Proof of Stake as a replacement to Proof of Work
Fernando Azevedo - August 6, 2019
With the introduction of Bitcoin, a new paradigm called blockchain emerged that had the possibility of providing a long range of services without the need for a central authority to control and to ensure the security and the integrity of the system. It is represented by a chain of blocks, which are added to it at regular intervals, each connected to its previous one through a hash that identifies them.
To fill the gap of a central authority, an algorithm called proof of work (POW), was implemented. This algorithm allows the community to reach a consensus about the data stored on the blockchain. Bitcoin’s peculiar characteristics gained the attention of researchers and investors, with the overall community growing little by little until it reached the success we see today.
As the market for Bitcoin grew, new consensus models were proposed that aimed on solving some of the problems of the original model. Some were designed to be an alternative to POW, promising not to compromise the safety and integrity of the system.
One of the most prominent was proof of stake (POS), which aimed to answer the needs of the community and solve the problems inherent to POW. But is POS good enough to replace POW? Should we use it?
POW is a model that requires its participants to repeatedly execute an algorithm until they obtain a cryptographic proof of the effort made that satisfies a predefined goal. Since getting that proof comes with a monetary reward, competition among miners grows, as they are encouraged to invest more in computation power to get a higher probability of obtaining it.
This growth in competition eventually raised two problems that are the main drawbacks to POW: energy consumption and network centralization. The energy consumption problem is obvious in hindsight, given the constant investment in more powerful machines, the energy needed to run a network like Bitcoin’s is higher than some countries like Ireland, which makes this model unsustainable. The network centralization problem is a subject that is widely spoken today by observing the percentage of total network hashing power falling on a limited number of mining pools.

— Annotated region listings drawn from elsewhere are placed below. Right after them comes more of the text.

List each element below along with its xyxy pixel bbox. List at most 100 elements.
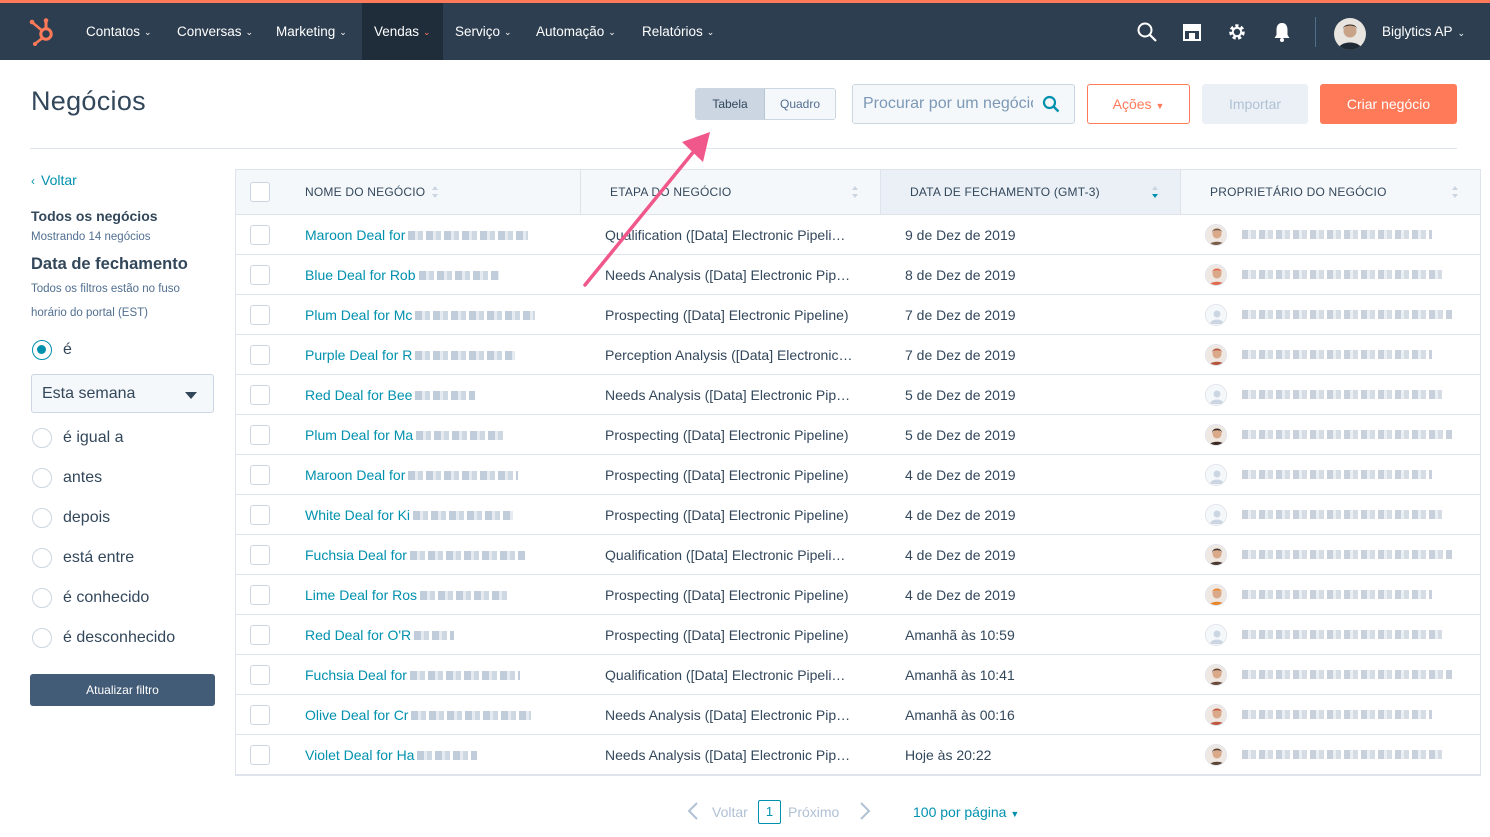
deal-owner[interactable] [1205, 455, 1465, 495]
deal-name-link[interactable]: Blue Deal for Rob [305, 255, 575, 295]
per-page-select[interactable]: 100 por página ▼ [913, 800, 1019, 824]
view-table-button[interactable]: Tabela [696, 89, 765, 119]
deal-name-link[interactable]: Purple Deal for R [305, 335, 575, 375]
deal-name-link[interactable]: Plum Deal for Ma [305, 415, 575, 455]
update-filter-button[interactable]: Atualizar filtro [30, 674, 215, 706]
view-board-button[interactable]: Quadro [765, 89, 835, 119]
deal-owner[interactable] [1205, 375, 1465, 415]
deal-owner[interactable] [1205, 695, 1465, 735]
table-row[interactable]: White Deal for Ki Prospecting ([Data] El… [236, 495, 1480, 535]
deal-owner[interactable] [1205, 535, 1465, 575]
marketplace-icon[interactable] [1181, 21, 1203, 43]
radio-equals[interactable] [32, 428, 52, 448]
deal-name-link[interactable]: Violet Deal for Ha [305, 735, 575, 775]
column-deal-name[interactable]: NOME DO NEGÓCIO [281, 170, 581, 214]
table-row[interactable]: Fuchsia Deal for Qualification ([Data] E… [236, 655, 1480, 695]
table-row[interactable]: Red Deal for Bee Needs Analysis ([Data] … [236, 375, 1480, 415]
bell-icon[interactable] [1271, 21, 1293, 43]
radio-before[interactable] [32, 468, 52, 488]
radio-after[interactable] [32, 508, 52, 528]
deal-search-input[interactable] [863, 93, 1033, 115]
deal-name-link[interactable]: White Deal for Ki [305, 495, 575, 535]
deal-name-link[interactable]: Red Deal for O'R [305, 615, 575, 655]
deal-owner[interactable] [1205, 655, 1465, 695]
import-button[interactable]: Importar [1202, 84, 1308, 124]
table-row[interactable]: Blue Deal for Rob Needs Analysis ([Data]… [236, 255, 1480, 295]
table-row[interactable]: Lime Deal for Ros Prospecting ([Data] El… [236, 575, 1480, 615]
nav-conversas[interactable]: Conversas ⌄ [165, 3, 265, 60]
row-checkbox[interactable] [250, 345, 270, 365]
deal-name-link[interactable]: Olive Deal for Cr [305, 695, 575, 735]
row-checkbox[interactable] [250, 585, 270, 605]
deal-owner[interactable] [1205, 575, 1465, 615]
deal-owner[interactable] [1205, 335, 1465, 375]
row-checkbox[interactable] [250, 745, 270, 765]
table-row[interactable]: Red Deal for O'R Prospecting ([Data] Ele… [236, 615, 1480, 655]
deal-owner[interactable] [1205, 415, 1465, 455]
nav-relatorios[interactable]: Relatórios ⌄ [630, 3, 726, 60]
select-all-checkbox[interactable] [250, 182, 270, 202]
nav-vendas[interactable]: Vendas ⌄ [362, 3, 443, 60]
table-row[interactable]: Violet Deal for Ha Needs Analysis ([Data… [236, 735, 1480, 775]
redacted-owner-name [1242, 550, 1452, 559]
pagination-prev[interactable]: Voltar [712, 800, 748, 824]
row-checkbox[interactable] [250, 505, 270, 525]
nav-contatos[interactable]: Contatos ⌄ [74, 3, 164, 60]
account-menu[interactable]: Biglytics AP ⌄ [1382, 3, 1465, 60]
deal-name-link[interactable]: Plum Deal for Mc [305, 295, 575, 335]
column-close-date[interactable]: DATA DE FECHAMENTO (GMT-3) [881, 170, 1181, 214]
deal-name-link[interactable]: Lime Deal for Ros [305, 575, 575, 615]
gear-icon[interactable] [1226, 21, 1248, 43]
table-row[interactable]: Olive Deal for Cr Needs Analysis ([Data]… [236, 695, 1480, 735]
table-row[interactable]: Fuchsia Deal for Qualification ([Data] E… [236, 535, 1480, 575]
account-avatar[interactable] [1334, 18, 1366, 50]
row-checkbox[interactable] [250, 265, 270, 285]
actions-button[interactable]: Ações ▼ [1087, 84, 1190, 124]
back-link[interactable]: ‹ Voltar [31, 172, 77, 188]
row-checkbox[interactable] [250, 225, 270, 245]
deal-owner[interactable] [1205, 295, 1465, 335]
table-row[interactable]: Plum Deal for Ma Prospecting ([Data] Ele… [236, 415, 1480, 455]
radio-is[interactable] [32, 340, 52, 360]
deal-owner[interactable] [1205, 255, 1465, 295]
deal-name-link[interactable]: Maroon Deal for [305, 455, 575, 495]
search-icon[interactable] [1042, 95, 1060, 113]
deal-owner[interactable] [1205, 615, 1465, 655]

The first problem doesn’t happen in POS. Since it doesn’t need to repeatedly execute an algorithm like POW, it doesn’t favor those who have greater processing power. Alternatively, the first proposals of the model favored those who had more stake.
On the other hand, the centralization problem can in fact happen, provided it the model used doesn’t try to prevent it in any way. For example, there is a selection method called “Randomized Block Selection” that prevents the participants with more stake inserted to be the ones that are always selected to make new blocks, thus preventing participants with more money to become even richer which would result in centralization.
Furthermore, Bitcoin has an inflation that is programmed to go down over the years, until a limit is reach and it stops completely in the year 2140. As bitcoin’s security derives from the high computational power dispersed throughout the community and this inflation is what’s used to encourage participation, the eventual stop of inflation may cause unexpected problems. With no more predefined rewards for using the computational power, one of the following consequences could happen: (1) The first being that participants will try to compensate for the lack of reward by increasing transaction fees, making every transaction, however small, cost a lot for the users. (2) The second consequence is that the participants may give up on the network, leading to security problems possibly leading to further centralization and 51% attacks.
Increasingly higher transaction fees may also be a possibility with POS. but is less likely since it isn’t energy expensive and the investment needed isn’t nearly close to the POW consensus model. Even without big rewards, the participants will likely stay in the network as the cost of participating eventually becomes almost non-existent. They will still need to stake tokens, but the needed investment will probably become lower as the time goes on, so they should still have an incentive to stay in the network.
We can say that POS is also not 100% safe and fail-proof, it has certain vulnerabilities such as less security if the community is small and the possibility of centralization since it gives an advantage to those who have higher stakes. However, since these problems are now widely acknowledged, every new implementation of consensus algorithms based on POS tries to solve them in one way or another. One such example is the delegated proof of stake implemented by the EOSIO blockchain.
It is likely that future blockchain architectures will continue to look at solutions based on POS instead of POW. Facebook’s recently announced Libra is promising to eventually change their consensus algorithm to possibly use something based on POS in the future, but it remains to be seen if they will follow up on that promise. But the strongest example is Ethereum, which is currently looking into upgrading their POW protocol and use POS for their 2.0 consensus algorithm.
But even if one of the biggest POW blockchains is seriously considering abandoning it, that doesn’t mean that POW has no future. Bitcoin is the biggest proof that POW still works, even with its limitations, as it’s still the most relevant blockchain that exists and there’s no sign that it will ever abandon it. POW could easily be used in the beginning of a blockchain to distribute the coins through the community and only switch to POS after that. But when all is said and done, POS is looking like it might become the standard for blockchain technologies, with POW becoming less and less the go-to consensus model for every new blockchain.